/jefe

Jefe is a safe sandbox for running user scripts in Node.js

Primary LanguageJavaScriptMIT LicenseMIT

Jefe

Jefe is a sandbox for running untrusted Javascript on the server in your Node.js application.

You mess with Jefe and Jefe messes with you.

logo

Principles

  1. An untrusted script may only see and touch that which the application allows it to see and touch.
  2. An untrusted script may only use a finite amount of time to run.
  3. An untrusted script may only use a limited amount of RAM.

How do I use it?

See this example for a documented version.

var sys    = require("sys"),
    jefe   = new require("../lib/jefe"),  // change me as needed
    elJefe = new jefe.Jefe();

elJefe.compile("circumference", "C = 2 * Math.PI * R");

elJefe.run("circumference", { R:10 }, function (error, sandboxIn, sandboxOut) {
  if (error) throw new Error(error); 
  sys.puts("The circumference of a circle with radius 10 is: " + sandboxOut.C);
  process.exit(0);
});

// The circumference of a circle with radius 10 is: 62.83185307179586

How does it work?

Node.js has all the pieces of the puzzle. Jefe just puts them together.

Child Processes

Node.js is single-threaded. If Jefe simply ran untrusted scripts in situ, it would not be possible to stop or kill a "long-running" script. Indeed, a script could easily make the host application unresponsive with only while (true) {}, a form of "denial of service".

Thus, Jefe runs untrusted scripts in spawned child processes. Jefe monitors each child, and if the child misbehaves, Jefe kills it, and notifies the application which may take appropriate action (sanctions, boycotts, etc.).

In fact, Jefe manages a pool of child processes to run untrusted scripts. The pool can be configured to use a minimum and maximum number of child processes. Also, each child process can be restarted after N requests have been handled.

To execute a request, Jefe uses any available child in the pool and sends it the request, and then waits for the response (non-blocking). Should no child be available to handle a request, Jefe spawns another child (up to the configured maximum) to handle the request. Should there be no available child processes, and the maximum number of child processes have been spawned, the request is entered into a FIFO queue. When a child returns a response, a request is dequeued and sent to the now-available child.

Sandboxing

An untrusted script may only see and touch that which the application allows it to see and touch.

Untrusted scripts are run in a "sandbox" with no access (read nor write) to either local or global scope. The application can inject variables into the sandbox which are then visible to an untrusted script. The untrusted script may only modify that which is visible in the sandbox. By default, nothing is visible.
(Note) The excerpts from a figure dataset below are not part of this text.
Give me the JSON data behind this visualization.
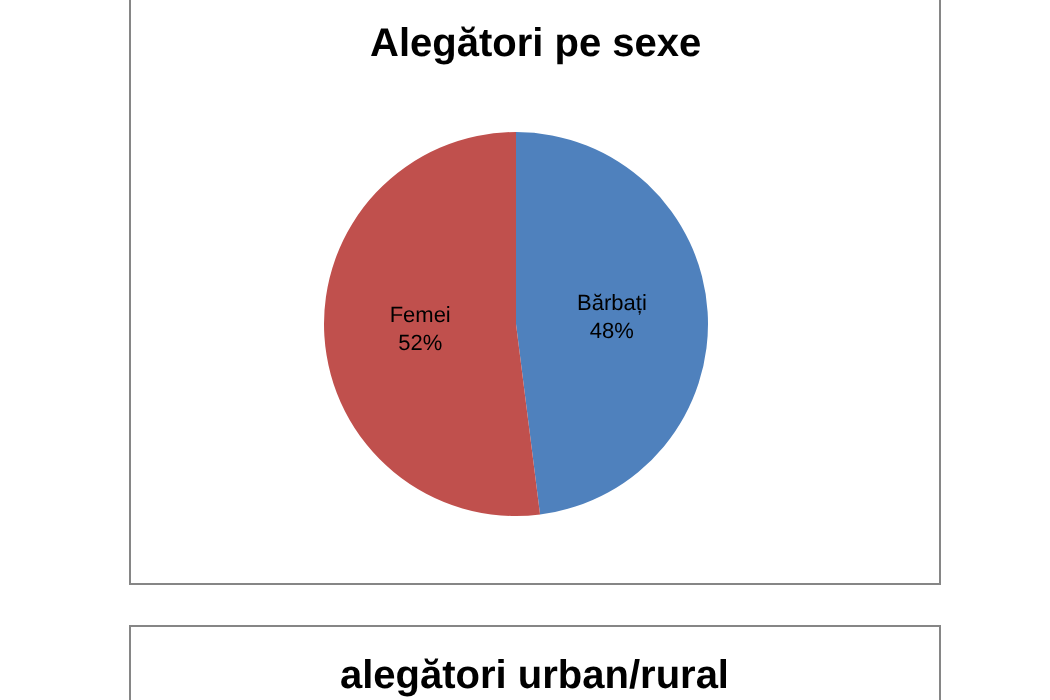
{
  "chart_data": [
    {
      "type": "pie",
      "title": "Alegători pe sexe",
      "categories": [
        "Bărbați",
        "Femei"
      ],
      "values": [
        48,
        52
      ],
      "colors": [
        "#4f81bd",
        "#c0504d"
      ],
      "value_labels": [
        "48%",
        "52%"
      ]
    },
    {
      "type": "other",
      "title": "alegători urban/rural"
    }
  ]
}
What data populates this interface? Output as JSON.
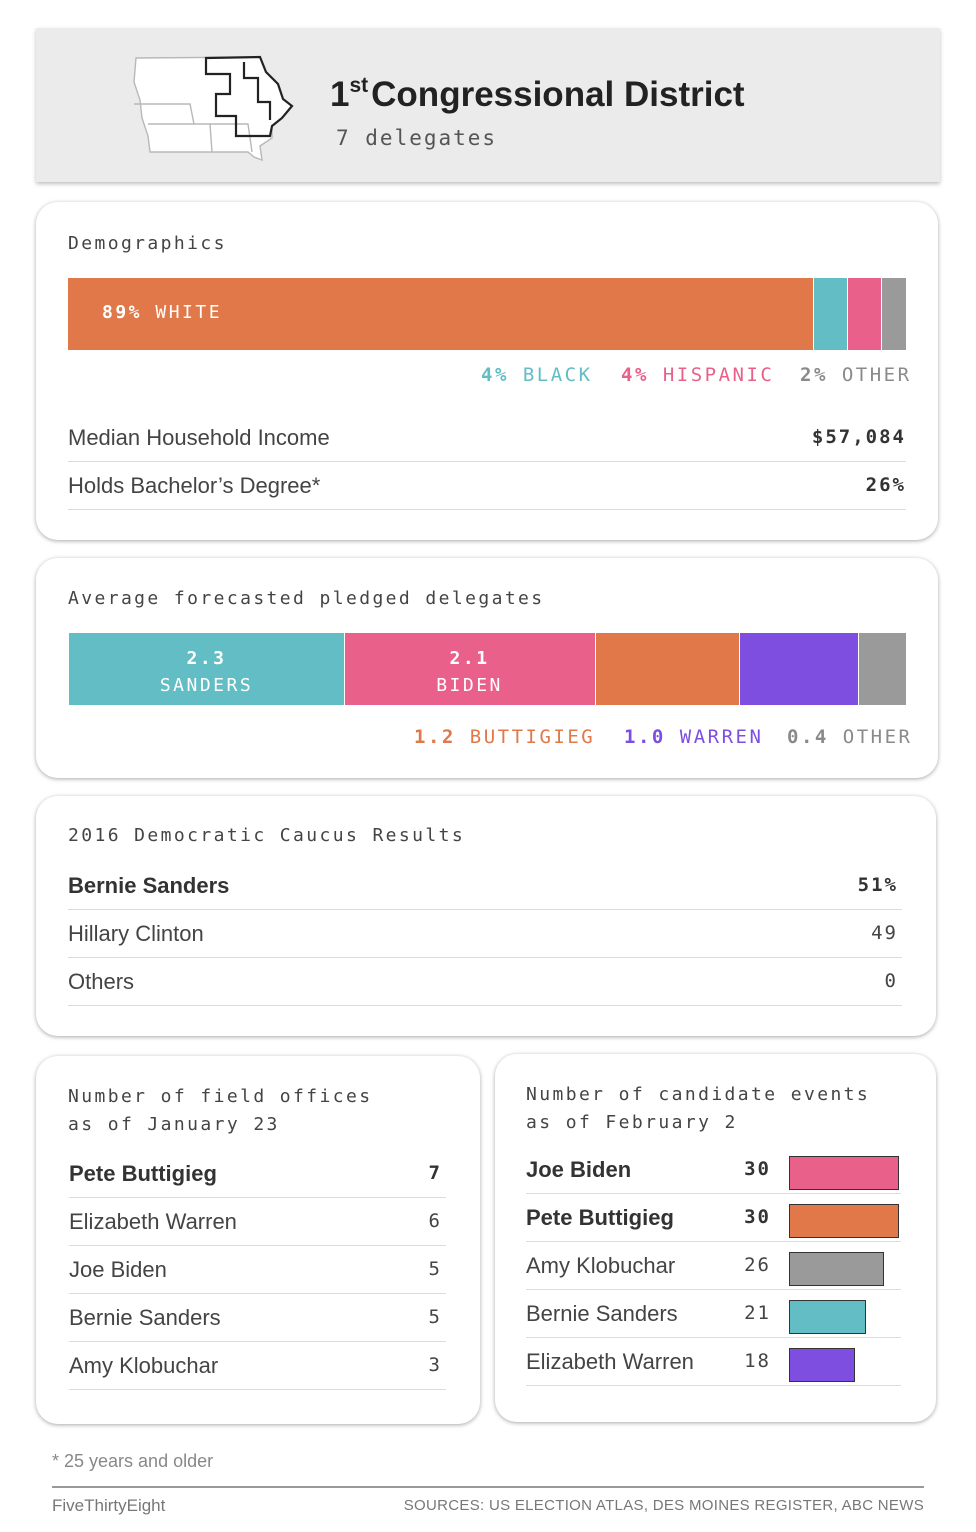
{
  "header": {
    "title_ordinal": "1",
    "title_sup": "st",
    "title_rest": "Congressional District",
    "subtitle": "7 delegates",
    "map_icon": "iowa-district-map-icon"
  },
  "demographics": {
    "title": "Demographics",
    "segments": [
      {
        "name": "WHITE",
        "pct_label": "89%",
        "value": 89,
        "color": "#e0784a"
      },
      {
        "name": "BLACK",
        "pct_label": "4%",
        "value": 4,
        "color": "#62bdc4"
      },
      {
        "name": "HISPANIC",
        "pct_label": "4%",
        "value": 4,
        "color": "#e9608a"
      },
      {
        "name": "OTHER",
        "pct_label": "2%",
        "value": 2,
        "color": "#9a9a9a"
      }
    ],
    "income_label": "Median Household Income",
    "income_value": "$57,084",
    "degree_label": "Holds Bachelor’s Degree*",
    "degree_value": "26%"
  },
  "chart_data": [
    {
      "type": "bar",
      "title": "Average forecasted pledged delegates",
      "categories": [
        "SANDERS",
        "BIDEN",
        "BUTTIGIEG",
        "WARREN",
        "OTHER"
      ],
      "values": [
        2.3,
        2.1,
        1.2,
        1.0,
        0.4
      ],
      "value_labels": [
        "2.3",
        "2.1",
        "1.2",
        "1.0",
        "0.4"
      ],
      "colors": [
        "#62bdc4",
        "#e9608a",
        "#e0784a",
        "#7e4ee0",
        "#9a9a9a"
      ]
    },
    {
      "type": "bar",
      "title_line1": "Number of candidate events",
      "title_line2": "as of February 2",
      "categories": [
        "Joe Biden",
        "Pete Buttigieg",
        "Amy Klobuchar",
        "Bernie Sanders",
        "Elizabeth Warren"
      ],
      "values": [
        30,
        30,
        26,
        21,
        18
      ],
      "colors": [
        "#e9608a",
        "#e0784a",
        "#9a9a9a",
        "#62bdc4",
        "#7e4ee0"
      ],
      "bold_index": [
        0,
        1
      ]
    }
  ],
  "caucus": {
    "title": "2016 Democratic Caucus Results",
    "rows": [
      {
        "name": "Bernie Sanders",
        "value": "51%",
        "bold": true
      },
      {
        "name": "Hillary Clinton",
        "value": "49",
        "bold": false
      },
      {
        "name": "Others",
        "value": "0",
        "bold": false
      }
    ]
  },
  "offices": {
    "title_line1": "Number of field offices",
    "title_line2": "as of January 23",
    "rows": [
      {
        "name": "Pete Buttigieg",
        "value": "7",
        "bold": true
      },
      {
        "name": "Elizabeth Warren",
        "value": "6",
        "bold": false
      },
      {
        "name": "Joe Biden",
        "value": "5",
        "bold": false
      },
      {
        "name": "Bernie Sanders",
        "value": "5",
        "bold": false
      },
      {
        "name": "Amy Klobuchar",
        "value": "3",
        "bold": false
      }
    ]
  },
  "footer": {
    "footnote": "* 25 years and older",
    "brand": "FiveThirtyEight",
    "sources": "SOURCES: US ELECTION ATLAS, DES MOINES REGISTER, ABC NEWS"
  }
}
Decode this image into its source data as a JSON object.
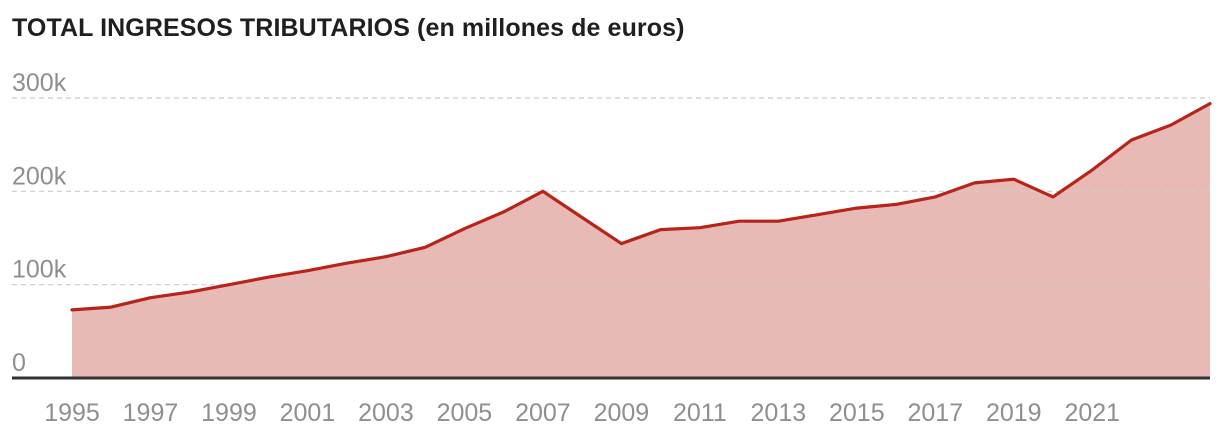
{
  "chart_data": {
    "type": "area",
    "title": "TOTAL INGRESOS TRIBUTARIOS (en millones de euros)",
    "xlabel": "",
    "ylabel": "",
    "ylim": [
      0,
      300000
    ],
    "y_ticks": [
      {
        "value": 0,
        "label": "0"
      },
      {
        "value": 100000,
        "label": "100k"
      },
      {
        "value": 200000,
        "label": "200k"
      },
      {
        "value": 300000,
        "label": "300k"
      }
    ],
    "x_ticks": [
      1995,
      1997,
      1999,
      2001,
      2003,
      2005,
      2007,
      2009,
      2011,
      2013,
      2015,
      2017,
      2019,
      2021
    ],
    "grid": true,
    "colors": {
      "line": "#b8231a",
      "fill": "#e8bab6",
      "grid": "#cccccc",
      "baseline": "#333333"
    },
    "x": [
      1995,
      1996,
      1997,
      1998,
      1999,
      2000,
      2001,
      2002,
      2003,
      2004,
      2005,
      2006,
      2007,
      2008,
      2009,
      2010,
      2011,
      2012,
      2013,
      2014,
      2015,
      2016,
      2017,
      2018,
      2019,
      2020,
      2021,
      2022,
      2023,
      2024
    ],
    "series": [
      {
        "values": [
          73000,
          76000,
          86000,
          92000,
          100000,
          108000,
          115000,
          123000,
          130000,
          140000,
          160000,
          178000,
          200000,
          172000,
          144000,
          159000,
          161000,
          168000,
          168000,
          175000,
          182000,
          186000,
          194000,
          209000,
          213000,
          194000,
          223000,
          255000,
          271000,
          294000
        ]
      }
    ]
  }
}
In V8 terminology, each untrusted script is run in a new Javascript "context".

Time Limits

An untrusted script may only use a finite amount of (wall-clock) time to run.

Monitoring time is performed via setTimeout. A timer is started when the child begins a run of untrusted scripts. If the child returns a response Jefe before the timer fires, the timer is cleared. If the timer fires, the child is killed.

Memory Limits

An untrusted script may only use a limited amount of RAM.

Before each run of an untrusted script, the child's memory usage is determined for to set a baseline measurement. As the child runs the script, Jefe periodically checks the memory usage of the child. If the memory footprint becomes too large, the child is killed.

IPC

Jefe and the child processes communicate through a pipe. Jefe sends a request, the child handles the request, and the child returns a response to Jefe.

See the IPC Documentation

How safe is this?

I personally make no guarantees about the safety of this software. Use at your own risk. I wouldn't use this in production until a proper security audit is performed.

Please poke holes in Jefe, open issues on GitHub if you find a way to break this software, offer suggestions for improvement, etc. Thanks!